Let's try decoding YUV420p pixel-format frames in following python code:

You can also use other YUV pixel formats such yuv422p(4:2:2 subsampling) or yuv444p(4:4:4 subsampling) etc. instead for more higher dynamic range in the similar manner.

# import the necessary packages
from deffcode import FFdecoder
import cv2

# enable OpenCV patch for YUV frames
ffparams = {"-enforce_cv_patch": True}

# initialize and formulate the decoder for YUV420p output
decoder = FFdecoder(
    "input_foo.mp4", frame_format="yuv420p", verbose=True, **ffparams
).formulate()

# grab the YUV420p frames from the decoder
for yuv in decoder.generateFrame():

    # check if frame is None
    if yuv is None:
        break

    # convert it to `BGR` pixel format,
    # since imshow() method only accepts `BGR` frames
    bgr = cv2.cvtColor(yuv, cv2.COLOR_YUV2BGR_I420)

    # {do something with the bgr frame here}

    # Show output window
    cv2.imshow("Output", bgr)

    # check for 'q' key if pressed
    key = cv2.waitKey(1) & 0xFF
    if key == ord("q"):
        break

# close output window
cv2.destroyAllWindows()

# terminate the decoder
decoder.terminate()

 

Capturing and Previewing frames from a Looping Video

In this example we will decode live BGR24 video frames from looping video using different means in FFdecoder API, and preview them using OpenCV Library's cv2.imshow() method.

The recommend way to loop video is to use -stream_loop option via. -ffprefixes list attribute of ffparam dictionary parameter in FFdecoder API. Possible values are integer values: > 0 value of loop, 0 means no loop, -1 means infinite loop.

Using -stream_loop 3 will loop video 4 times.
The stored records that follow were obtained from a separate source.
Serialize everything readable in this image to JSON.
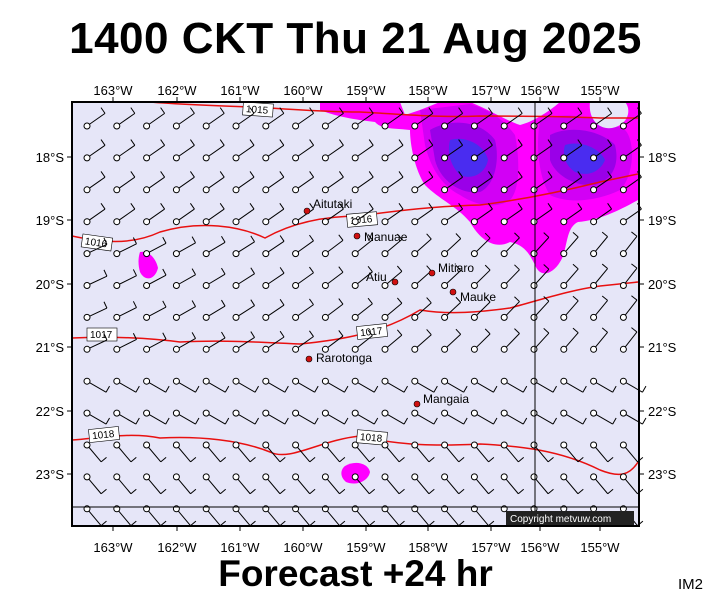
{
  "title": "1400 CKT Thu 21 Aug 2025",
  "footer": "Forecast +24 hr",
  "model_code": "IM2",
  "copyright": "Copyright metvuw.com",
  "longitude_labels": [
    "163°W",
    "162°W",
    "161°W",
    "160°W",
    "159°W",
    "158°W",
    "157°W",
    "156°W",
    "155°W"
  ],
  "latitude_labels": [
    "18°S",
    "19°S",
    "20°S",
    "21°S",
    "22°S",
    "23°S"
  ],
  "places": [
    {
      "name": "Aitutaki",
      "lon": -159.78,
      "lat": -18.86
    },
    {
      "name": "Manuae",
      "lon": -158.96,
      "lat": -19.26
    },
    {
      "name": "Mitiaro",
      "lon": -157.71,
      "lat": -19.86
    },
    {
      "name": "Atiu",
      "lon": -158.11,
      "lat": -20.0
    },
    {
      "name": "Mauke",
      "lon": -157.34,
      "lat": -20.15
    },
    {
      "name": "Rarotonga",
      "lon": -159.78,
      "lat": -21.23
    },
    {
      "name": "Mangaia",
      "lon": -157.93,
      "lat": -21.93
    }
  ],
  "isobar_labels": [
    "1015",
    "1016",
    "1016",
    "1017",
    "1017",
    "1018",
    "1018"
  ],
  "colors": {
    "ocean": "#e6e6f8",
    "isobar": "#e81010",
    "precip_light": "#ff00ff",
    "precip_mid": "#b000f0",
    "precip_heavy": "#2020ff"
  }
}
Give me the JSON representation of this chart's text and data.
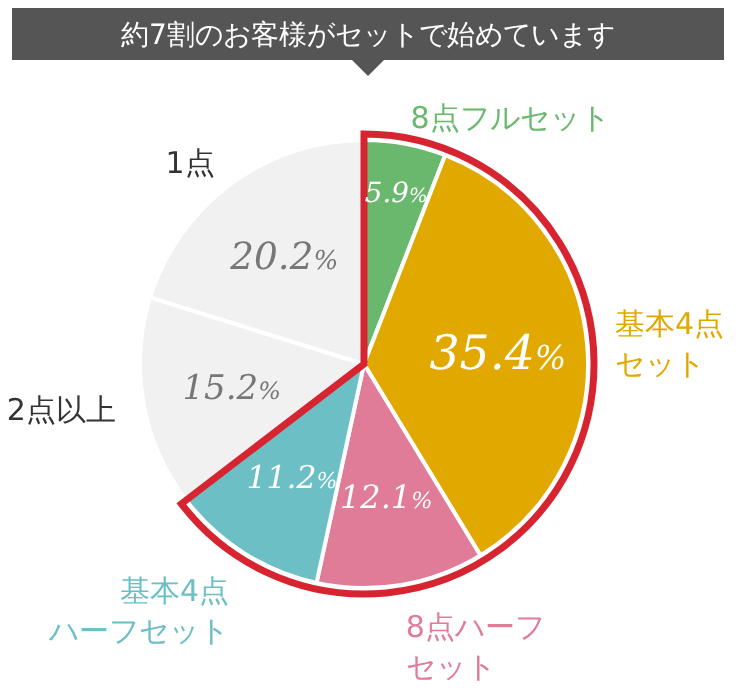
{
  "chart_data": {
    "type": "pie",
    "title": "約7割のお客様がセットで始めています",
    "categories": [
      "8点フルセット",
      "基本4点セット",
      "8点ハーフセット",
      "基本4点ハーフセット",
      "2点以上",
      "1点"
    ],
    "values": [
      5.9,
      35.4,
      12.1,
      11.2,
      15.2,
      20.2
    ],
    "value_labels": [
      "5.9%",
      "35.4%",
      "12.1%",
      "11.2%",
      "15.2%",
      "20.2%"
    ],
    "colors": [
      "#6ab86e",
      "#e1a900",
      "#e07c98",
      "#6cbfc5",
      "#f1f1f1",
      "#f1f1f1"
    ]
  }
}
# import the necessary packages
from deffcode import FFdecoder
import cv2

# define `-stream_loop 3` for looping 4 times
ffparams = {"-ffprefixes":["-stream_loop", "3"]}

# initialize and formulate the decoder with suitable source
decoder = FFdecoder("input.mp4", frame_format="bgr24", verbose=True, **ffparams).formulate()
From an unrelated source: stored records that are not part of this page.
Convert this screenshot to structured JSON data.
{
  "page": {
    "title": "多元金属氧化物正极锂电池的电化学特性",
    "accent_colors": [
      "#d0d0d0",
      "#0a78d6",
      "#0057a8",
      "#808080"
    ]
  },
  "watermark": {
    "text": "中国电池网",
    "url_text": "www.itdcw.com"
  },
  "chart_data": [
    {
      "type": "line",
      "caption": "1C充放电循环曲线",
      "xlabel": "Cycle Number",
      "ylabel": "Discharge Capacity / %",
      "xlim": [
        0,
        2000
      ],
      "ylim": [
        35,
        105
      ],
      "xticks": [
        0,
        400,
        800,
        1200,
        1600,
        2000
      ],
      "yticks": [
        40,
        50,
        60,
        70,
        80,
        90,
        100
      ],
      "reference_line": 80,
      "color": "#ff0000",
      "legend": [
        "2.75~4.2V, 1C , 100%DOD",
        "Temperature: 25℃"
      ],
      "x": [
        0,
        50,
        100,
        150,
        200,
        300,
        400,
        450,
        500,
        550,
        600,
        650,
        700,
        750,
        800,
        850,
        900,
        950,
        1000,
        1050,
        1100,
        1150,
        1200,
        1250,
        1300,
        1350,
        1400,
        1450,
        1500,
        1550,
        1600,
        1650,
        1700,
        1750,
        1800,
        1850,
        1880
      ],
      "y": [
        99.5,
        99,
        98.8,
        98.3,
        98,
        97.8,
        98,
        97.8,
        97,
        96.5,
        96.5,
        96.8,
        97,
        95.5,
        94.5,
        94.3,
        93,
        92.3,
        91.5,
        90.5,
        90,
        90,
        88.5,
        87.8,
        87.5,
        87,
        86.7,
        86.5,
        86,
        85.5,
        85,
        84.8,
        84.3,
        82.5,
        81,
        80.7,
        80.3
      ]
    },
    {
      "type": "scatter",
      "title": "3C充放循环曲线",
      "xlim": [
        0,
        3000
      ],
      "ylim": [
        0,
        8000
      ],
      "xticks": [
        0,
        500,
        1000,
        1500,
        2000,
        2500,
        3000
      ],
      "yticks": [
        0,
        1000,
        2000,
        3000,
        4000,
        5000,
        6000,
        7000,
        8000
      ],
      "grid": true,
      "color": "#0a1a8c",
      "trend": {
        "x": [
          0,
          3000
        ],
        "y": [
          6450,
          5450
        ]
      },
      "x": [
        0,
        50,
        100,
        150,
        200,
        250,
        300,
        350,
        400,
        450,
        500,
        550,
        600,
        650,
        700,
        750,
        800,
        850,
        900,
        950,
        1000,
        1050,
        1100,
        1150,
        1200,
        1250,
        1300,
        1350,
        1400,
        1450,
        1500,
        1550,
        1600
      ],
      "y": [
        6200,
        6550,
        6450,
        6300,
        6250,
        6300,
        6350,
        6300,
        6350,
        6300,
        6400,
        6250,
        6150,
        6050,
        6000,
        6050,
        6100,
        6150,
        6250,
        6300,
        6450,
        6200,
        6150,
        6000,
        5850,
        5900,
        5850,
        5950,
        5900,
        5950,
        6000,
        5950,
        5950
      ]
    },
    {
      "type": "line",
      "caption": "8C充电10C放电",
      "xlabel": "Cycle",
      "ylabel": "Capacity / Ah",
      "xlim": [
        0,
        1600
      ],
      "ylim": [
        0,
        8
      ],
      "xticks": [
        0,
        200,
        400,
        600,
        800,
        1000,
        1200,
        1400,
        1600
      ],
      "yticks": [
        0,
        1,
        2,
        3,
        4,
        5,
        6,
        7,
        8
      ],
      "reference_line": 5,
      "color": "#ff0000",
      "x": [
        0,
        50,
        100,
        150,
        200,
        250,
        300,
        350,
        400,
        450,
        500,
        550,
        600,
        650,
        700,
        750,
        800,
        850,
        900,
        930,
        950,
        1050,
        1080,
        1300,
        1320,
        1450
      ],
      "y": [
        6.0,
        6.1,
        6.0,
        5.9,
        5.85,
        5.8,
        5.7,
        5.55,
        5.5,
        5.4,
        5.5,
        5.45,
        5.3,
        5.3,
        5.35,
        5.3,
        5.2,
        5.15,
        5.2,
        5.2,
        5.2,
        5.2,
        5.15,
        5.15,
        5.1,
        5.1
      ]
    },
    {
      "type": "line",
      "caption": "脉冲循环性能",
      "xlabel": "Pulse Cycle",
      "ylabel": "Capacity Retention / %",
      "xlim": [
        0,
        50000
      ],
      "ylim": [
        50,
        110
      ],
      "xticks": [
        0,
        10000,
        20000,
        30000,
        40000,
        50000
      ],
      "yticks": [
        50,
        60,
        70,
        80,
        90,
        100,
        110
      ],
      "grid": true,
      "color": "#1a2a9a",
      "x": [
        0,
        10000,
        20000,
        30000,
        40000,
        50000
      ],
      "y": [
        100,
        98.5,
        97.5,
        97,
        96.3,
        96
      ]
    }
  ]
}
# print metadata as `json.dump`
print(decoder.metadata)

# grab the BGR24 frame from the decoder
for frame in decoder.generateFrame():

    # check if frame is None
    if frame is None:
        break

    # {do something with the frame here}

    # Show output window
    cv2.imshow("Output", frame)

    # check for 'q' key if pressed
    key = cv2.waitKey(1) & 0xFF
    if key == ord("q"):
        break

# close output window
cv2.destroyAllWindows()

# terminate the decoder
decoder.terminate()

Another way to loop video is to use loop complex filter via. -filter_complex FFmpeg flag as attribute of ffparam dictionary parameter in FFdecoder API.

This filter places all frames into memory(RAM), so applying trim filter first is strongly recommended. Otherwise you might probably run Out of Memory.
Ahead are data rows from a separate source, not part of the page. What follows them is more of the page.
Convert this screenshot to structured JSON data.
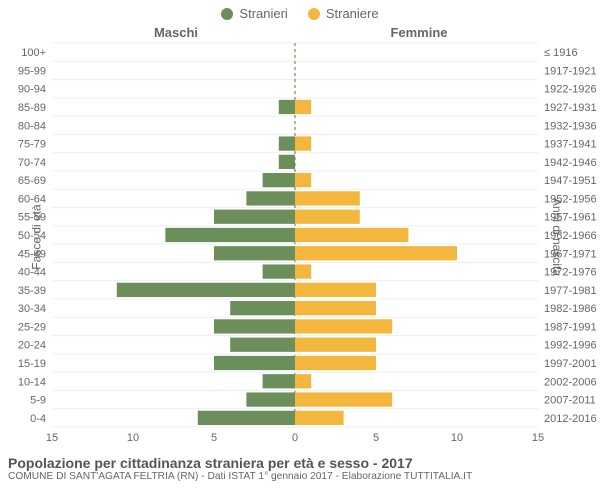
{
  "legend": {
    "male": {
      "label": "Stranieri",
      "color": "#6b8e5a"
    },
    "female": {
      "label": "Straniere",
      "color": "#f3b73e"
    }
  },
  "headers": {
    "left": "Maschi",
    "right": "Femmine"
  },
  "axis_titles": {
    "left": "Fasce di età",
    "right": "Anni di nascita"
  },
  "x_axis": {
    "min": -15,
    "max": 15,
    "ticks": [
      -15,
      -10,
      -5,
      0,
      5,
      10,
      15
    ],
    "tick_labels": [
      "15",
      "10",
      "5",
      "0",
      "5",
      "10",
      "15"
    ]
  },
  "colors": {
    "grid": "#eceff1",
    "center_line": "#7e8a52",
    "tick_text": "#666666",
    "background": "#ffffff"
  },
  "bar": {
    "height_ratio": 0.78
  },
  "rows": [
    {
      "age": "100+",
      "birth": "≤ 1916",
      "m": 0,
      "f": 0
    },
    {
      "age": "95-99",
      "birth": "1917-1921",
      "m": 0,
      "f": 0
    },
    {
      "age": "90-94",
      "birth": "1922-1926",
      "m": 0,
      "f": 0
    },
    {
      "age": "85-89",
      "birth": "1927-1931",
      "m": 1,
      "f": 1
    },
    {
      "age": "80-84",
      "birth": "1932-1936",
      "m": 0,
      "f": 0
    },
    {
      "age": "75-79",
      "birth": "1937-1941",
      "m": 1,
      "f": 1
    },
    {
      "age": "70-74",
      "birth": "1942-1946",
      "m": 1,
      "f": 0
    },
    {
      "age": "65-69",
      "birth": "1947-1951",
      "m": 2,
      "f": 1
    },
    {
      "age": "60-64",
      "birth": "1952-1956",
      "m": 3,
      "f": 4
    },
    {
      "age": "55-59",
      "birth": "1957-1961",
      "m": 5,
      "f": 4
    },
    {
      "age": "50-54",
      "birth": "1962-1966",
      "m": 8,
      "f": 7
    },
    {
      "age": "45-49",
      "birth": "1967-1971",
      "m": 5,
      "f": 10
    },
    {
      "age": "40-44",
      "birth": "1972-1976",
      "m": 2,
      "f": 1
    },
    {
      "age": "35-39",
      "birth": "1977-1981",
      "m": 11,
      "f": 5
    },
    {
      "age": "30-34",
      "birth": "1982-1986",
      "m": 4,
      "f": 5
    },
    {
      "age": "25-29",
      "birth": "1987-1991",
      "m": 5,
      "f": 6
    },
    {
      "age": "20-24",
      "birth": "1992-1996",
      "m": 4,
      "f": 5
    },
    {
      "age": "15-19",
      "birth": "1997-2001",
      "m": 5,
      "f": 5
    },
    {
      "age": "10-14",
      "birth": "2002-2006",
      "m": 2,
      "f": 1
    },
    {
      "age": "5-9",
      "birth": "2007-2011",
      "m": 3,
      "f": 6
    },
    {
      "age": "0-4",
      "birth": "2012-2016",
      "m": 6,
      "f": 3
    }
  ],
  "footer": {
    "title": "Popolazione per cittadinanza straniera per età e sesso - 2017",
    "subtitle": "COMUNE DI SANT'AGATA FELTRIA (RN) - Dati ISTAT 1° gennaio 2017 - Elaborazione TUTTITALIA.IT"
  }
}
Using loop filter for looping video

The filter accepts the following options:

  • loop: Sets the number of loops for integer values >0. Setting this value to -1 will result in infinite loops. Default is 0(no loops).
  • size: Sets maximal size in number of frames. Default is 0.
  • start: Sets first frame of loop. Default is 0.

Using loop=3 will loop video 4 times.

# import the necessary packages
from deffcode import FFdecoder
import cv2

# define loop 4 times, each loop is 15 frames, each loop skips the first 25 frames
ffparams = {
    "-filter_complex": "loop=loop=3:size=15:start=25" # Or use: `loop=3:15:25`
}  

# initialize and formulate the decoder with suitable source
decoder = FFdecoder(
    "input.mp4", frame_format="bgr24", verbose=True, **ffparams
).formulate()

# print metadata as `json.dump`
print(decoder.metadata)

# grab the BGR24 frame from the decoder
for frame in decoder.generateFrame():

    # check if frame is None
    if frame is None:
        break

    # {do something with the frame here}

    # Show output window
    cv2.imshow("Output", frame)

    # check for 'q' key if pressed
    key = cv2.waitKey(1) & 0xFF
    if key == ord("q"):
        break

# close output window
cv2.destroyAllWindows()

# terminate the decoder
decoder.terminate()